Brandt: Our top issues will be to be selected for the National Highway Traffic Safety Administration (NHTSA) consumer education program. Other top issues are to make permanent the repeal of estate tax, and to repeal or lessen the burden on mandatory health insurance.
We plan to extend the work opportunity tax credit to returning vets and disadvantaged youths. We also plan to push for the passage of H.R. 966 (the Lawsuit Abuse Reduction Act), to push for a five-year extension of the Federal Aid Highway Bill (with no motor fuel tax increases), and to oppose the privatization of highways, a national weight-distance tax, and any proposed increase of the FET on new truck tires.
We also want to repeal the retroactive liability provision of Superfund (which has tire dealers tied up in at least 31 states for proper disposal of tires, used oil, used batteries and filters). We want to repeal or end the Chinese tariffs. We have position papers on all of these issues. We also have initiated a state legislative/regulatory newsletter and will be more active and visible on that level.
MTD: What has TIA done to improve the Global Tire Expo (GTE)?
Brandt: TIA has expanded the education track to include Green@Noon. We have held meetings with all the tire manufacturers regarding having a presence at the Specialty Equipment Market Association (SEMA) Show, and have relayed feelings and concerns of manufacturers to SEMA’s board of directors. We will continue to work with SEMA to strengthen our partnership and ensure that the GTE will be the tire show for the industry.
MTD: Is overseeing the government-mandated national tire maintenance consumer education program still a priority?
Brandt: Our top legislative/regulatory goal is to have the National Training and Simulation Association (NTSA) outsource the tire consumer education program to TIA. We believe we are uniquely positioned with the tire manufacturers, retailers and consumers to make this a very meaningful and positive program.

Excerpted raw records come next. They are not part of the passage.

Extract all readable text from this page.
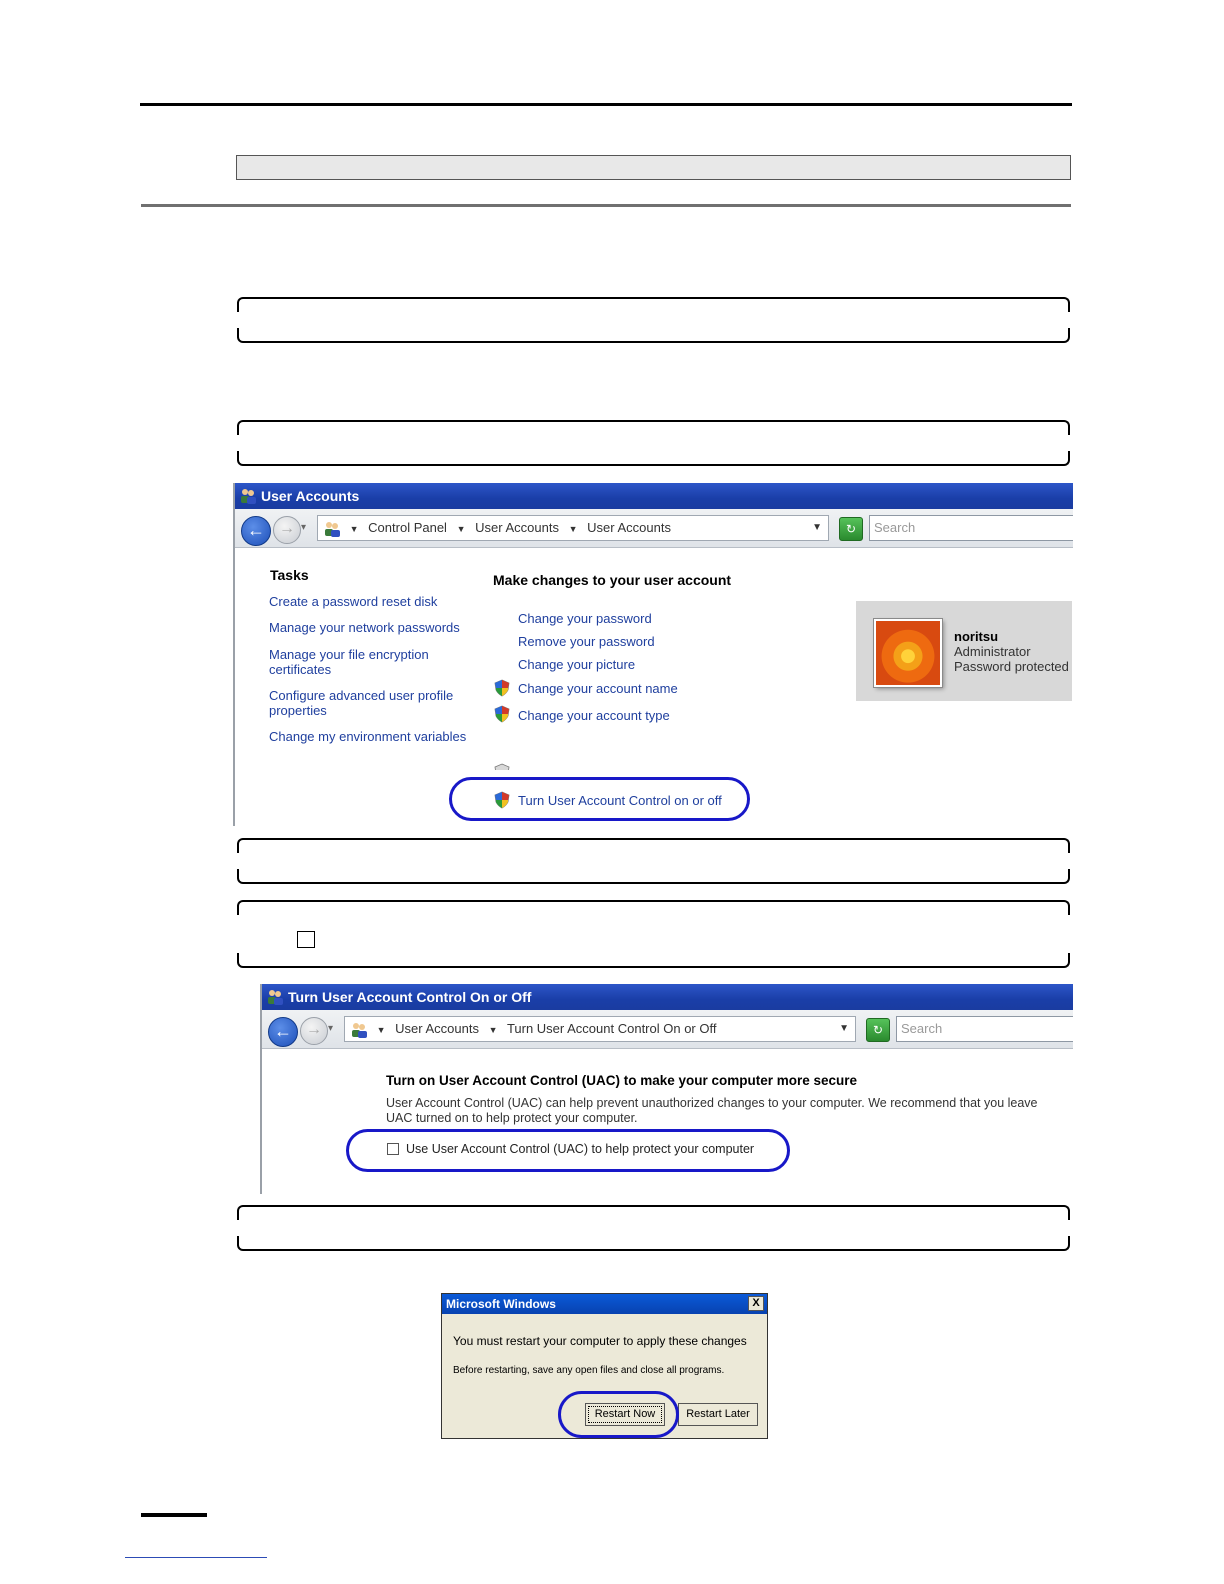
User Accounts
← → ▾	▼ Control Panel ▼ User Accounts ▼ User Accounts	▼	↻	Search
Tasks
Create a password reset disk
Manage your network passwords
Manage your file encryption certificates
Configure advanced user profile properties
Change my environment variables
Make changes to your user account
Change your password
Remove your password
Change your picture
Change your account name
Change your account type
Turn User Account Control on or off
noritsu
Administrator
Password protected
Turn User Account Control On or Off
← → ▾	▼ User Accounts ▼ Turn User Account Control On or Off	▼	↻	Search
Turn on User Account Control (UAC) to make your computer more secure
User Account Control (UAC) can help prevent unauthorized changes to your computer. We recommend that you leave UAC turned on to help protect your computer.
Use User Account Control (UAC) to help protect your computer
Microsoft Windows	X
You must restart your computer to apply these changes
Before restarting, save any open files and close all programs.
Restart Now	Restart Later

MTD: How many members does TIA have? How many of those members are independent tire dealers?
Brandt: TIA has 5,595 members and approximately 80% are independent tire dealers (not a part of national chains).
MTD: As TIA president, what will be your agenda?

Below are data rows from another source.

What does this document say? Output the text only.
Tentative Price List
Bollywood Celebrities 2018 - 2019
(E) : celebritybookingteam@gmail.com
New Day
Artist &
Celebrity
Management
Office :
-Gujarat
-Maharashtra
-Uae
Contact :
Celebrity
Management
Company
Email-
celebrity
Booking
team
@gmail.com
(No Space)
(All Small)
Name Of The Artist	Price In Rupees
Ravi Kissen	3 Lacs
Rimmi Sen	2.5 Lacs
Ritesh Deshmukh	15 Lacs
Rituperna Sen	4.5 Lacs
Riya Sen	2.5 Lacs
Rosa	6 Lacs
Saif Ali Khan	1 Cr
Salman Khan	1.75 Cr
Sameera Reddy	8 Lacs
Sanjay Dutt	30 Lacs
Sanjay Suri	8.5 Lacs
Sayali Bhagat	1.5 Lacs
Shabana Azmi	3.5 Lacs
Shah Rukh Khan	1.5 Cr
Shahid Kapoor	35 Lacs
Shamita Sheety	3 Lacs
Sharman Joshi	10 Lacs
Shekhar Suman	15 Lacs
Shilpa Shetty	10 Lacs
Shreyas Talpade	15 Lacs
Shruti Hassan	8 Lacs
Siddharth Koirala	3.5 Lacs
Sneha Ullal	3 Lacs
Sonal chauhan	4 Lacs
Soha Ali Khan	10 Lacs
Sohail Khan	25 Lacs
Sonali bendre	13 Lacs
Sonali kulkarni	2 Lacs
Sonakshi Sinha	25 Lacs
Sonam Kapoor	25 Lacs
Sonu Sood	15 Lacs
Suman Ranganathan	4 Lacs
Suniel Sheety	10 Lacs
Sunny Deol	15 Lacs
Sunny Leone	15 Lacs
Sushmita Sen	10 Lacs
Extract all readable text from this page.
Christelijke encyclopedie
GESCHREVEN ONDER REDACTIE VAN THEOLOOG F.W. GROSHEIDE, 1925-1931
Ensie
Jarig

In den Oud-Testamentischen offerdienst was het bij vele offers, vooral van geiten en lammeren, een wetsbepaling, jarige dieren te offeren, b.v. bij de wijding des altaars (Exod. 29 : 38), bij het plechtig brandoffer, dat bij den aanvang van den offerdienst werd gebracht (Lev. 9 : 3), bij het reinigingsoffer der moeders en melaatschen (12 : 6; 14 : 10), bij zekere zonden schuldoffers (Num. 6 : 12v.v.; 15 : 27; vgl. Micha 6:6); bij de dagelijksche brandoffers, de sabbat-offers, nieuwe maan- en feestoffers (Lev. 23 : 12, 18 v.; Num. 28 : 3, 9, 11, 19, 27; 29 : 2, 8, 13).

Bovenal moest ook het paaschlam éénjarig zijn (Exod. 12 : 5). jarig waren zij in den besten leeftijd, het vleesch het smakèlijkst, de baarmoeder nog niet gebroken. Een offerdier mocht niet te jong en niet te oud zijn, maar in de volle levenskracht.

Brandt: In 2011 Mike Berra Jr. and myself started to transition TIA into an association that could not only survive but grow in the future. The association picture has changed in the recent economic downturn and I’m pleased to say that TIA is in a strong position now for the future, and is ready to grow and prosper. I plan to continue this transition and make TIA an even stronger association in the future.
In my view, TIA is about training and government affairs. We have an excellent training team led by Kevin Rohlwing and we need to capitalize more on that team. TIA needs to be the training center for all types of tires — and we will be.
There have never been more political issues that could affect the independent tire dealer than what is currently going on in Washington, D.C. TIA is extremely blessed to have an individual like Roy Littlefield to represent and lead our independent tire dealer needs. We will be communicating what’s going on in Washington and how it could affect dealers’ business more than ever before.
MTD: If you could accomplish one thing as TIA president, what would it be?
Brandt: Once I became a member of the TIA board, I was amazed that there wasn’t a better relationship between TIA and the Rubber Manufacturers Association (RMA). The two probably agree on 90% of the issues facing our industry today. We need to be talking to each other more. When there is common ground, we need to have the industry speak with one voice. When we don’t agree, we respectfully agree to disagree.